Tale disciplina, che si applica ai lavoratori impiegati nelle imprese con più di 15 dipendenti, è oggi agli occhi di gran parte del mondo politico un “privilegio” non più adatto al mondo del lavoro, alla cui flessibilità anzi rappresenta un ostacolo.
Ebbene, prima di tutto deve precisarsi che l’articolo 18 non conferisce affatto un privilegio, ma un diritto. Esso non fa altro che applicare ai rapporti di lavoro il principio dell’esecuzione coattiva del contratto, che è alla base del diritto comune. A titolo di esempio: se Tizio stipula un contratto con Caio, il quale si obbliga a vendergli un determinato bene è chiaro che se Caio viene meno all’obbligo assunto il compratore (Tizio) può chiedere al giudice una sentenza che abbia gli stessi effetti del contratto stipulato. Allo stesso modo l’articolo 18 garantisce il lavoratore da possibili licenziamenti ingiusti da parte del datore. La sua abolizione non vuol dire cancellare un privilegio, ma eliminare un diritto: una differenza netta che, non solo sul piano strettamente giuridico, ma anche sulla base del senso comune può essere facilmente compresa.
Se dunque è così importante, perché abolirlo? La ragione che oggi Renzi (e prima di lui Monti e Berlusconi) propina è quella dell’eccessiva rigidità della tutela offerta l’articolo 18, anch’essa causa dell’immobilismo della nostra economia. Come dire che la crisi che attraversiamo sia dovuta non solo al blocco dei meccanismi capitalistici e alla mala-gestione del denaro pubblico e privato, ma che sia anche un po’ responsabilità dei lavoratori. E’ la scusa buona che trova chi non sa affrontare le crisi del mercato se non scaricandole sul costo del lavoro.
Le vaghe spiegazioni fornite dal Premier, intervistato da Fazio a “Che tempo che fa”, non reggono: ”Questo diritto che c’è arriva da un giudice, noi vogliamo cancellare questo. Non voglio che la scelta di licenziare o assumere sia in mano ad un giudice, deve essere in mano all’imprenditore”.

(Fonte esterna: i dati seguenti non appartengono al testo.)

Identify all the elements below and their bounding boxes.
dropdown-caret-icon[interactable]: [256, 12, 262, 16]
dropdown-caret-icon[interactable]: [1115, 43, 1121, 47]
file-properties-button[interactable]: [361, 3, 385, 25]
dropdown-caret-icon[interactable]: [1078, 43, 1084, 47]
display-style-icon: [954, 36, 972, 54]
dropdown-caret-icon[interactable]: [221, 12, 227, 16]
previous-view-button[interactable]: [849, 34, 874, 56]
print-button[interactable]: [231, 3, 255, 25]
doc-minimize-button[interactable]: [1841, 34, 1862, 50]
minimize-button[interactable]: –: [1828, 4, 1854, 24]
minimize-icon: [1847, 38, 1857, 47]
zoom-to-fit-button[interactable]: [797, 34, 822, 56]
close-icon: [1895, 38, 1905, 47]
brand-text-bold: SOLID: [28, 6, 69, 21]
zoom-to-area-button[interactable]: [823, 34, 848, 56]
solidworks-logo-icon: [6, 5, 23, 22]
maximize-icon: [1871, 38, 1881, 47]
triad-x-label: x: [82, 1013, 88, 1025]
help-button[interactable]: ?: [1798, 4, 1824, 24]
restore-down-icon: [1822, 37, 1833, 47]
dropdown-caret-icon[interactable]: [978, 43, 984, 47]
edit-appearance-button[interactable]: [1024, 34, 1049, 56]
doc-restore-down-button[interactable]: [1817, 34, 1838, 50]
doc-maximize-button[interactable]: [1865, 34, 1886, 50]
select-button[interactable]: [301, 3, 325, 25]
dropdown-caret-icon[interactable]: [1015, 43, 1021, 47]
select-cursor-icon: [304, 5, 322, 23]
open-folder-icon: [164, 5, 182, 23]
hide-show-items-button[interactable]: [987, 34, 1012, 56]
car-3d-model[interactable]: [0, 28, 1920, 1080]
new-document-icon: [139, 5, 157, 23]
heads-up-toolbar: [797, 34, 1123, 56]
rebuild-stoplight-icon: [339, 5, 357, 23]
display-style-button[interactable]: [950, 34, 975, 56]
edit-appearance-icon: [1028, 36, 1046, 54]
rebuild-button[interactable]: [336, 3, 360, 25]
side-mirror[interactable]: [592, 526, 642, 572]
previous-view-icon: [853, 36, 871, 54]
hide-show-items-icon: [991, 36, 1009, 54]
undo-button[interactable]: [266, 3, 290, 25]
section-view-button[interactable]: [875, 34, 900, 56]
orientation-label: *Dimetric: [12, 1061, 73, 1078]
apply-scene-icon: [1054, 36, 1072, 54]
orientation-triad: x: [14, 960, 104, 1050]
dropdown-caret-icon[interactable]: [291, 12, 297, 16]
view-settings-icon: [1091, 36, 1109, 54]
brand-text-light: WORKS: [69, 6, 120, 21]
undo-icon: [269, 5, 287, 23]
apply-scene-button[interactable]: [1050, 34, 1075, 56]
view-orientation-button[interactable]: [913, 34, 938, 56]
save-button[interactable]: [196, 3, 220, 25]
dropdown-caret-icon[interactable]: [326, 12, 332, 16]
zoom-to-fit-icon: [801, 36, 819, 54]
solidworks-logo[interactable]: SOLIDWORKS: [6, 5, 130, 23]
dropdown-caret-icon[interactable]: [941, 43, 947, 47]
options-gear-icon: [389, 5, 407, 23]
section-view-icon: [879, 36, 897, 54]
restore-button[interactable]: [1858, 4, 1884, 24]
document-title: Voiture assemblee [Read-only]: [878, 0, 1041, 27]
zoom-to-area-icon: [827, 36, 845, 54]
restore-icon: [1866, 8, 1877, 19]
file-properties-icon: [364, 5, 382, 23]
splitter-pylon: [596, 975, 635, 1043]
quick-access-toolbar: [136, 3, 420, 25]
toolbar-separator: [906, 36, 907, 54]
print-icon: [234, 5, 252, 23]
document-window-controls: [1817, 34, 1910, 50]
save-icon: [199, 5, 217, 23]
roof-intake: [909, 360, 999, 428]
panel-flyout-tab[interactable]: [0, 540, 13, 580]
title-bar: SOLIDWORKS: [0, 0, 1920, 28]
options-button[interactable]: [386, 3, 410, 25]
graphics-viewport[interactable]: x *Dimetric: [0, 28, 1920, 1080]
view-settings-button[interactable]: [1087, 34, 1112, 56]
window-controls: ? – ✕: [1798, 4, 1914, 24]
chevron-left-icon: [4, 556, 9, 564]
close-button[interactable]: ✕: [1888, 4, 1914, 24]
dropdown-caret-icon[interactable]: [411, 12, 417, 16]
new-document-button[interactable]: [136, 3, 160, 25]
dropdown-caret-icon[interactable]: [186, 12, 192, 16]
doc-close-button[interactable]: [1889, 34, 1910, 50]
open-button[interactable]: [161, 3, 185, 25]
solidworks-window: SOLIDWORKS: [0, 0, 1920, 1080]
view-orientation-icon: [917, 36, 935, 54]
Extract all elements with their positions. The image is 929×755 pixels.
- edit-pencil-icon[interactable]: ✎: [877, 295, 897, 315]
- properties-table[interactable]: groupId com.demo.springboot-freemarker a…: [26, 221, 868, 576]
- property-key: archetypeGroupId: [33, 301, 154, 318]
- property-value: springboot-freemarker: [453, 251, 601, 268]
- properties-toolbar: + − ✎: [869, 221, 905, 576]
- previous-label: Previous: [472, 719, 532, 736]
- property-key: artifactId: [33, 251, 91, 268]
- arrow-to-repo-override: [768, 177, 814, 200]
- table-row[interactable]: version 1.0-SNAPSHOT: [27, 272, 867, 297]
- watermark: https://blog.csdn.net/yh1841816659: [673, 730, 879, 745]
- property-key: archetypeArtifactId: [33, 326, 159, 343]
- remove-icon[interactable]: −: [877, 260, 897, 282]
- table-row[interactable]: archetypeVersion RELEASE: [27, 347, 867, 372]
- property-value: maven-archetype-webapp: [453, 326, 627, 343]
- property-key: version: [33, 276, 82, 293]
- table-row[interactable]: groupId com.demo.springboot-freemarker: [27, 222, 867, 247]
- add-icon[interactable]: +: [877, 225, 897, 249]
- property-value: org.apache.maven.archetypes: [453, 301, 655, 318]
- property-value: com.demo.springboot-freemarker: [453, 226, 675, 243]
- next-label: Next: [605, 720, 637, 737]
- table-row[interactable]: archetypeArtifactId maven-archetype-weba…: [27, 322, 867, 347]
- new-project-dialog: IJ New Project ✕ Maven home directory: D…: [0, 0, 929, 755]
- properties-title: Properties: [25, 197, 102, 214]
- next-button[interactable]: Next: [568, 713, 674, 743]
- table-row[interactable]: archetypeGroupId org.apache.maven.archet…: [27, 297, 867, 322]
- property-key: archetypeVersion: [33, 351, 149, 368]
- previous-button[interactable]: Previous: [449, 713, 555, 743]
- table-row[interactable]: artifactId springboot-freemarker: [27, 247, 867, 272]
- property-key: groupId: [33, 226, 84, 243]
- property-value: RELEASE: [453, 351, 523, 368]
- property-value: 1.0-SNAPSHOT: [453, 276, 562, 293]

A ben vedere nessuna norma di legge nel nostro ordinamento impedisce all’imprenditore di licenziare. Nulla impedisce al datore di lavoro di licenziare dei propri dipendenti per ragioni economiche: il licenziamento per “motivi economici” esiste dal 1966. Anche l’azienda che grazie all’acquisto di nuovi macchinari ha bisogno di meno lavoratori li può licenziare: si tratta del giustificato motivo oggettivo di licenziamento, il quale però deve essere provato dal datore di lavoro davanti al giudice per evitare delle facili elusioni delle norme di legge.
Matteo Renzi sostiene che l’abolizione dell’articolo 18 è il primo di una serie di provvedimenti volti a ridurre la precarietà del lavoro. Non si capisce però perché non basti a tale scopo eliminare i tanti contratti di precariato esistenti. È come dire che per tutelare alcuni lavoratori si elimini la tutela offerta ad altri.
Senza tener conto inoltre dell'”effetto psicologico” che un passo del genere potrebbe avere sui lavoratori: quanti dipendenti comincerebbero a sentirsi ostaggio del proprio datore di lavoro? Quanti avrebbero il coraggio di rifiutare di svolgere degli straordinari non obbligatori? Quanti deciderebbero di lamentarsi per il mancato rispetto di un proprio diritto da parte del datore?
Ma non è solo questo. L’articolo 18 è anche il simbolo di una conquista ideologica: quella che vede il lavoratore non più come un essere inanimato, un ingranaggio del grande ciclo produttivo, ma il protagonista dell’azienda, la cui dignità va rispettata.
Come si può mandare all’aria tutto questo?